Solved – Is oversampling done for Cox regression data

cox-modeloversamplingsamplingsurvival

I have a dataset consisting of about 48000 people, about 40,000 of which die before the end of the study and get a failed = 1 and the remaining 8000 have a failed = 0 because they're either lost to followup or survive beyond the period of study and I have no info about them.

Because there is an imbalance in distribution of data points, among the two classes (failed = 1 and failed = 0), does oversampling/undersampling have to be done and then Cox regression performed over it? In most practical cases, the number of deaths are way more than number of survivors. But I have not come across any models where such methods are employed.

In this case for instance, is it valid for me to take about 1000 of each of the two classes and with 2000 data points, perform the Cox regression?

Best Answer

Original Answer: There is no benefit to under- or over-sampling either group

New Conclusion, see edit at end: There can be a benefit of sampling, but not random sampling of failures and non-failures.

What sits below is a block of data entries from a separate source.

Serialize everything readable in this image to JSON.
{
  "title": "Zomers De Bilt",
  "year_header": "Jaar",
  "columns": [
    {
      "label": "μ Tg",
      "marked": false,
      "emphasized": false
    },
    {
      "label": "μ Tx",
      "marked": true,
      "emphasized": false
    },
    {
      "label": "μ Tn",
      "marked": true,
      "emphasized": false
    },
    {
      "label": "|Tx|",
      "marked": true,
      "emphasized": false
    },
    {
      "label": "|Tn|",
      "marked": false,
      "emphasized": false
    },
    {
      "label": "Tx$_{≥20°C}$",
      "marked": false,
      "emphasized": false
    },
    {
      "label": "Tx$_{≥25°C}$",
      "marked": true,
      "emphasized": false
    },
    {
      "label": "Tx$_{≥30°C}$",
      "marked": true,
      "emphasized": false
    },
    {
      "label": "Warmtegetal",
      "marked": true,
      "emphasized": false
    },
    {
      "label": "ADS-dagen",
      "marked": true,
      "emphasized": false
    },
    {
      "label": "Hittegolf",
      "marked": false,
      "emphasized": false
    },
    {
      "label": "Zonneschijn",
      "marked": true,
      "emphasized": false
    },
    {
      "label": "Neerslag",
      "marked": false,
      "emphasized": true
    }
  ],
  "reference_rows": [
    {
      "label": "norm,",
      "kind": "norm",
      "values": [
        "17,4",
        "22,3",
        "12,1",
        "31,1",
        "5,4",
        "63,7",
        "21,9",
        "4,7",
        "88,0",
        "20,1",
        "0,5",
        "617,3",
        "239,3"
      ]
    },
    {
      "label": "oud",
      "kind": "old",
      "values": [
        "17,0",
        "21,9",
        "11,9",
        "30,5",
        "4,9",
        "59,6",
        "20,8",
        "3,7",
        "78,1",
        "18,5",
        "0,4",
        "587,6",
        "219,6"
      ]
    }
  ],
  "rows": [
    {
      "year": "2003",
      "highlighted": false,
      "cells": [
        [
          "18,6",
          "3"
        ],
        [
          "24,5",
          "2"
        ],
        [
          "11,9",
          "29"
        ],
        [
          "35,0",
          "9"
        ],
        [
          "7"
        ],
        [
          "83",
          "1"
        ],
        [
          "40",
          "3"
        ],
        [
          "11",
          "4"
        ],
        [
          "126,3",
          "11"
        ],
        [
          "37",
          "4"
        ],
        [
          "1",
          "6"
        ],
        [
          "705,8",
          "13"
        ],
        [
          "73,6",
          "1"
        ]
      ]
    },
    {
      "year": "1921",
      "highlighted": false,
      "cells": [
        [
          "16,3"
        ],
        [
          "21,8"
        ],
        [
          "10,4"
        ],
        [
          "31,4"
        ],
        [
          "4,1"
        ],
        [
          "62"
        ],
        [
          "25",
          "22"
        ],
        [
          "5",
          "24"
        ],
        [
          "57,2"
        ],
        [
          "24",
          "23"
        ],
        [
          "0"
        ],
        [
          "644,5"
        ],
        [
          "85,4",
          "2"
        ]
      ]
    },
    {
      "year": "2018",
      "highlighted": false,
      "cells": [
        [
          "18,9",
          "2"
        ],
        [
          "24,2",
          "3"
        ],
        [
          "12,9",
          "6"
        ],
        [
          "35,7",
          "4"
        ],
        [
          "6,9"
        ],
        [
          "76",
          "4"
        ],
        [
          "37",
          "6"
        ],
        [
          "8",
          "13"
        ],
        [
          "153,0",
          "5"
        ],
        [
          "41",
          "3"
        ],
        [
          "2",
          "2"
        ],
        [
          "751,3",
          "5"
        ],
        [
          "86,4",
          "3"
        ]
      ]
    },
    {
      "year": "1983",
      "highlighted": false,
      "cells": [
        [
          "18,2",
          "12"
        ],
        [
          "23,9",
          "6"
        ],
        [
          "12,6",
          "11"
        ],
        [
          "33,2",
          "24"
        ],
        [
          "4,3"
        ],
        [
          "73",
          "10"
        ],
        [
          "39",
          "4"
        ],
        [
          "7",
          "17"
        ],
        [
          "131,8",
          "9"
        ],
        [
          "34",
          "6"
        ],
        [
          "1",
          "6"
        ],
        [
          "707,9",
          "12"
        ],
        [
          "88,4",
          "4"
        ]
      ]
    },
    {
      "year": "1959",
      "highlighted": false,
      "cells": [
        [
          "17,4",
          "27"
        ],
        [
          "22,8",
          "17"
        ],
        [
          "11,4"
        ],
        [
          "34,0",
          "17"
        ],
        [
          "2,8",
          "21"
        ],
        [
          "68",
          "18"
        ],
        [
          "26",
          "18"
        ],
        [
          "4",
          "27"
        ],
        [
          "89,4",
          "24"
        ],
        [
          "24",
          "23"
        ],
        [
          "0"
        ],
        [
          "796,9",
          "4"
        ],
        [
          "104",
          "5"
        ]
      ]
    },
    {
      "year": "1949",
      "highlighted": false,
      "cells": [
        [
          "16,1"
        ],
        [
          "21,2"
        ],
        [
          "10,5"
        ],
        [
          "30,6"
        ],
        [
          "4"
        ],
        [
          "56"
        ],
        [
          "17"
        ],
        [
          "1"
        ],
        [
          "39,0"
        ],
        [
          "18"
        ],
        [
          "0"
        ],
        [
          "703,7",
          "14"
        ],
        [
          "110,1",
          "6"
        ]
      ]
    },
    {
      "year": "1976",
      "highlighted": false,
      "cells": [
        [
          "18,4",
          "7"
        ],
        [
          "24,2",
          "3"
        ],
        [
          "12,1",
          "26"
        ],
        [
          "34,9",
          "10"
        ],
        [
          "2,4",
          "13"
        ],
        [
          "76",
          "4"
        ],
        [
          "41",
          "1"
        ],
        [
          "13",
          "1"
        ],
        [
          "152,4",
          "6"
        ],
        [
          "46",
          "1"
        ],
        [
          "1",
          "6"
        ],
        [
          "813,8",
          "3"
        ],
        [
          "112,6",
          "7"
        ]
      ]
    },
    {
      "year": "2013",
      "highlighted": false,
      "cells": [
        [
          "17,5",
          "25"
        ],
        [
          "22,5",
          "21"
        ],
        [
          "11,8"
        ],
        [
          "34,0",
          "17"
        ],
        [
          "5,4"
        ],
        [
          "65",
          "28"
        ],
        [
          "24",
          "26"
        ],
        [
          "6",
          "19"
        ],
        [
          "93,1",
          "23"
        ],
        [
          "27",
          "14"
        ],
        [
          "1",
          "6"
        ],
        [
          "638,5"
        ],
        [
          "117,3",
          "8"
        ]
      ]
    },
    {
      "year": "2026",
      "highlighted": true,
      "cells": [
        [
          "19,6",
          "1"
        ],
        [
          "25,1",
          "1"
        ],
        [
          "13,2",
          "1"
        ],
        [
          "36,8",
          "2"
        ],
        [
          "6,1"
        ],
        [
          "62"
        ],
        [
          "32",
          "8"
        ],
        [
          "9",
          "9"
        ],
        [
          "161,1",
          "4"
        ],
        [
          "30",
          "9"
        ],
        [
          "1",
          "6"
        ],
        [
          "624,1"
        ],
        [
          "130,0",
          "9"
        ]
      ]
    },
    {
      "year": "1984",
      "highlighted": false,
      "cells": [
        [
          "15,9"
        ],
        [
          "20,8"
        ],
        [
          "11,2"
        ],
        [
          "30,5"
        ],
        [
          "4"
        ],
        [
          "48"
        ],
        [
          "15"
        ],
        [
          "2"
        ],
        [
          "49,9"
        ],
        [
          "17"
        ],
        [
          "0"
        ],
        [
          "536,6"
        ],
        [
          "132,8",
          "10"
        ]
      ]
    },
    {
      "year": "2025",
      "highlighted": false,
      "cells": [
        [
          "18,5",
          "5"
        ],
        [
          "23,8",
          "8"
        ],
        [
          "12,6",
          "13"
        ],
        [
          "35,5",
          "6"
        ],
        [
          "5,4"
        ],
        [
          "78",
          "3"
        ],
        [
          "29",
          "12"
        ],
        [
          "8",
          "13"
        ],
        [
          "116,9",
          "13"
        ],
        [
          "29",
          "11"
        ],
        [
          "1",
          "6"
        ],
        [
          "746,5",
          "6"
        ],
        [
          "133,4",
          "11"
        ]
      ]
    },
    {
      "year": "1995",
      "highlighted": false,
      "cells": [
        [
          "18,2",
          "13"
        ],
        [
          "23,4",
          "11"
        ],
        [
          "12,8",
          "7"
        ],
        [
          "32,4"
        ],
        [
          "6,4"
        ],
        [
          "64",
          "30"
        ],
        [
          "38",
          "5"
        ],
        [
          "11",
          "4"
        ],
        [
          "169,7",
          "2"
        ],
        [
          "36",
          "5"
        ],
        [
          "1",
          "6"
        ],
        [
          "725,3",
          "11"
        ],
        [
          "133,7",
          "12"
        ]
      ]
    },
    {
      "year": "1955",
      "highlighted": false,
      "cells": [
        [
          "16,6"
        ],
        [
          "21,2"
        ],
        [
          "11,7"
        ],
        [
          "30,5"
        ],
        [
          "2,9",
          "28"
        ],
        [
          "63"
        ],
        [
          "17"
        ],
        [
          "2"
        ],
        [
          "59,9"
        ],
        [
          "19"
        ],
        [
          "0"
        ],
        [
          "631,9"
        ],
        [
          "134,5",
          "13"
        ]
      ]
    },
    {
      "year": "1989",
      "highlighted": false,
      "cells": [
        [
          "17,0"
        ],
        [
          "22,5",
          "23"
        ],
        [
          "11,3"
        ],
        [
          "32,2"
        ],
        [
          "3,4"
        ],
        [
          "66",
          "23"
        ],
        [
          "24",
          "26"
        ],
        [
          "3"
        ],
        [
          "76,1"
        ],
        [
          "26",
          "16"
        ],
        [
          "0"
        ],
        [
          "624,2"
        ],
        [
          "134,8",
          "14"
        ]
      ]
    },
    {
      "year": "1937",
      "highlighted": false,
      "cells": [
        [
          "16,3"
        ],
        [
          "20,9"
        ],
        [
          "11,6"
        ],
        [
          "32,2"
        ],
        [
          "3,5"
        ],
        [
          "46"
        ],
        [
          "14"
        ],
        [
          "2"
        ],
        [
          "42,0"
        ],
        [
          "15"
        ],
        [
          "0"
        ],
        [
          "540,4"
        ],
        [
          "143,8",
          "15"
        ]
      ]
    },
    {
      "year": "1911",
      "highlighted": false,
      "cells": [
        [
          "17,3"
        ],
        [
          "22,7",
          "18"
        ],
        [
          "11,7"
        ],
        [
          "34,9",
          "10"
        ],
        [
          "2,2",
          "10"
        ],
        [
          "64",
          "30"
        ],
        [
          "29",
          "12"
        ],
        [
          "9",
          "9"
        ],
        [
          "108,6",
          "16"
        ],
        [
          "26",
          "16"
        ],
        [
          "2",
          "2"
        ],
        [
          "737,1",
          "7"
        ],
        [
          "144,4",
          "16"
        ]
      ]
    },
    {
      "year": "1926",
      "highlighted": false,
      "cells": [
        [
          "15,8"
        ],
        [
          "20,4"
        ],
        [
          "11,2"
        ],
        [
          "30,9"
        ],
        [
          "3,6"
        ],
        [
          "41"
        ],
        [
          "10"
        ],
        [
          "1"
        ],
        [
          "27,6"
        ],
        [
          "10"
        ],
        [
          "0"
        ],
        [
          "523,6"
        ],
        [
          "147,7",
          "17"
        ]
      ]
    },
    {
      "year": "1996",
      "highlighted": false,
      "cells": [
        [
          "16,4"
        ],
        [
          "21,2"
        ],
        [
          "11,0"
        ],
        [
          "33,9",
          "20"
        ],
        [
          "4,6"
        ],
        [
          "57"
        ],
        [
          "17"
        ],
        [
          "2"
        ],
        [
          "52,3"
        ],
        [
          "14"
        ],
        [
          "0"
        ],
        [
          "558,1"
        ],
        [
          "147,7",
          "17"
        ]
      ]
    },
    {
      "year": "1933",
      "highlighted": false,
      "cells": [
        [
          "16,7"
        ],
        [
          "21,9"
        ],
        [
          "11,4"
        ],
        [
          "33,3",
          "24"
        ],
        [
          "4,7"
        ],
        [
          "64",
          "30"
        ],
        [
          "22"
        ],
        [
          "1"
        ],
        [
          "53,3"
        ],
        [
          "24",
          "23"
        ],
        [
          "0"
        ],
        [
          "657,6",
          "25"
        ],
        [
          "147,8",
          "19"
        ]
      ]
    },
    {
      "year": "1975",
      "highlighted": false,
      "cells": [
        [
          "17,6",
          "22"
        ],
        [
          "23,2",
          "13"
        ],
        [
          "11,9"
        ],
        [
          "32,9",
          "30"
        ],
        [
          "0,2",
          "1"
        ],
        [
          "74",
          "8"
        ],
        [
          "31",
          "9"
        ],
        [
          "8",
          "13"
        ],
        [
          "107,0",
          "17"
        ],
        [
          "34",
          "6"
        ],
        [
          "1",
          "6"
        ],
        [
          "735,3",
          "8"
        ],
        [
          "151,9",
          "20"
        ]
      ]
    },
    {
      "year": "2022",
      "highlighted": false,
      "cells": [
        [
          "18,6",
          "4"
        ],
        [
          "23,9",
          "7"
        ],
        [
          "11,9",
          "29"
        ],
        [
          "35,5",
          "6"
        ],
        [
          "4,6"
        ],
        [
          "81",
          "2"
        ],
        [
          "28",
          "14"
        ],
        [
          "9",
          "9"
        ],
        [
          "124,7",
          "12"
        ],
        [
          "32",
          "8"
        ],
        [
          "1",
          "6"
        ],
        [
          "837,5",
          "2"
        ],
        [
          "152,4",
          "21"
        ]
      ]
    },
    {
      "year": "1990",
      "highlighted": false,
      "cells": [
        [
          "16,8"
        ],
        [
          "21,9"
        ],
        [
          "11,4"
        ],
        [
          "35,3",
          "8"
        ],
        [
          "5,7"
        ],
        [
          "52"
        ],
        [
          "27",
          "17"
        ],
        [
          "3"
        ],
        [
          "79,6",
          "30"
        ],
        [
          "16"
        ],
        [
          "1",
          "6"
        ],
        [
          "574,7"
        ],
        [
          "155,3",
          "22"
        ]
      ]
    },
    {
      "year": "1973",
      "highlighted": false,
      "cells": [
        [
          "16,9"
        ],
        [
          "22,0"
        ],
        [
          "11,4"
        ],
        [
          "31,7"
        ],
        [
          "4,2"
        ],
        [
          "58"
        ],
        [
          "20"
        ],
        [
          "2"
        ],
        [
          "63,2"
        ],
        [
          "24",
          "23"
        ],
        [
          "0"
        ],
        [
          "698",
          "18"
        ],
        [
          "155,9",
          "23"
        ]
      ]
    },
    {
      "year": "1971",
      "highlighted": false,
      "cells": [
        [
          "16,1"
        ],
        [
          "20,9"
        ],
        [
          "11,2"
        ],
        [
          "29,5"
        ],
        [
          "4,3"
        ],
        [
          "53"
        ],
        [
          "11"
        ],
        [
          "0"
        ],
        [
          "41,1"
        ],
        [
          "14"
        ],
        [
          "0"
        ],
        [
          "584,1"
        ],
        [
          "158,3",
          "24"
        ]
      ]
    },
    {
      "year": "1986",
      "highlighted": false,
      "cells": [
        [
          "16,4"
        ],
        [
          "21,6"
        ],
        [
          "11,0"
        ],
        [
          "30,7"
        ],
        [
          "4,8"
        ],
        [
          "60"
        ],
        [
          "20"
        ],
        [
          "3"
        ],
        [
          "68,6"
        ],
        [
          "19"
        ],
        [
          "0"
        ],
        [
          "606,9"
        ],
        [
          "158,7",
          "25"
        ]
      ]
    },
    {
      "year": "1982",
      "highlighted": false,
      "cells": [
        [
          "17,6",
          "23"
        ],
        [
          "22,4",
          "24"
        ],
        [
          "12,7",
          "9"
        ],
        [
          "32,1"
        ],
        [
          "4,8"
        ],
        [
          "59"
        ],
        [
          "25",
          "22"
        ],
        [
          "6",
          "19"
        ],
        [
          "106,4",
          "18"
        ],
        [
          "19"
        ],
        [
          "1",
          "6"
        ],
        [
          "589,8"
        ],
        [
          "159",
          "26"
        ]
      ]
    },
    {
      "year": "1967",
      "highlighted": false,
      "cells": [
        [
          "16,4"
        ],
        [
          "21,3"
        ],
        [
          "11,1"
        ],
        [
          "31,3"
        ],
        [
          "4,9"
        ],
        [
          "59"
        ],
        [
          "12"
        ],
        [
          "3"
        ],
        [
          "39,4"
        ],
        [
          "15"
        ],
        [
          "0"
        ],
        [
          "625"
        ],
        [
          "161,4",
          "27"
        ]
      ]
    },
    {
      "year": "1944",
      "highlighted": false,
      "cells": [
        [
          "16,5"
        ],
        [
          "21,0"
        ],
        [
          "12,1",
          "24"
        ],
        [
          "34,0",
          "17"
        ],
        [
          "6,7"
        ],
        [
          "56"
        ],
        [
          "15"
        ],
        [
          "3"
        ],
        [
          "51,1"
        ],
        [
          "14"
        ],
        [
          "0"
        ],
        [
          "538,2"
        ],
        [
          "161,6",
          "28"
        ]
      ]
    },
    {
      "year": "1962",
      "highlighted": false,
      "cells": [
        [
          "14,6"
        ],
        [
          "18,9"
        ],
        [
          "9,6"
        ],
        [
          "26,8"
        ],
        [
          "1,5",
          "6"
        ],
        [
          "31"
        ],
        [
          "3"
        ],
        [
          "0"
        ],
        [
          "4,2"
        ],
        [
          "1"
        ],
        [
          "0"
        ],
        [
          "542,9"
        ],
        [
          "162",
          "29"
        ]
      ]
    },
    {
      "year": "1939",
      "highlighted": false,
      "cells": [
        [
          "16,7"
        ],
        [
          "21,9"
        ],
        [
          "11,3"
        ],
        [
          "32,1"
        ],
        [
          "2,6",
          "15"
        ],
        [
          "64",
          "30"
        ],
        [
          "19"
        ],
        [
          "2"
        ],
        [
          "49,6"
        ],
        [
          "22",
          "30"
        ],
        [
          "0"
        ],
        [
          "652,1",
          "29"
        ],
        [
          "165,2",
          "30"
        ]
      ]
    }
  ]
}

You are forgetting the point of a Cox analysis. It is not to analyze who dies and who does not die; rather it is to study effects of covariates on the timing of death. A Cox analysis would be valid even if everyone died. If $Y$ is a failure time and $t$ is the time scale of the study, Cox studies the hazard rate, defined as:

$$ \lambda (t) = \lim_{\Delta t \to 0} \frac{ Pr ( t \leq Y < t + \Delta t \thinspace| \thinspace Y \ge t)}{\Delta t} $$

The fundamental unit is not the individual but the risk set at each failure time, those individuals who have not yet failed prior to that time, i.e. who have $Y \ge t$. Thus at the first failure, the risk set consists of the failure and all the others in the sample. The Cox partial likelihood compares covariate values for the failure and the others in the risk set. So an imbalance is built into the Cox analysis, but it is not a shortage of non-failures, just a reverse: the one (or few) failures at each distinct failure time $t*$ is compared to all those who have not yet failed by that time.

In some, perhaps most, studies, there is a shortage of failures, with most individuals still alive at the end of follow-up. In such studies, it pays to sample non-failures at each risk set. This is called "risk-set sampling"; see Langholtz et al, 1996. You don't have this problem.

For two reasons there might be a benefit to sampling, but not to under-or over-sampling each group. The first reason is economic, that studying all individuals is too costly to do. This could happen, for example, if you need to examine physical records for each subject. A second reason for sampling arises from your very number large of failures If you split your sample, you can explore and develop models on one part and validate the models on the second part.

Reference

Langholz, Bryan, and Larry Goldstein. 1996. Risk set sampling in epidemiologic cohort studies. Statistical Science 35-53. Available at: http://projecteuclid.org/euclid.ss/1032209663

Edit December 8:

In the original version, I stated that there were two reasons in which sampling might be beneficial: to reduce economic burden and as part of a modeling strategy. I would add computational burden as a reason, a likely one with a sample as large as yours.

I didn't say how you might do the sampling. I would suggest a two-stage procedure: 1) sample failures; and 2) sample risk sets for those failures. Therefore the Langholz reference may well be relevant to your study.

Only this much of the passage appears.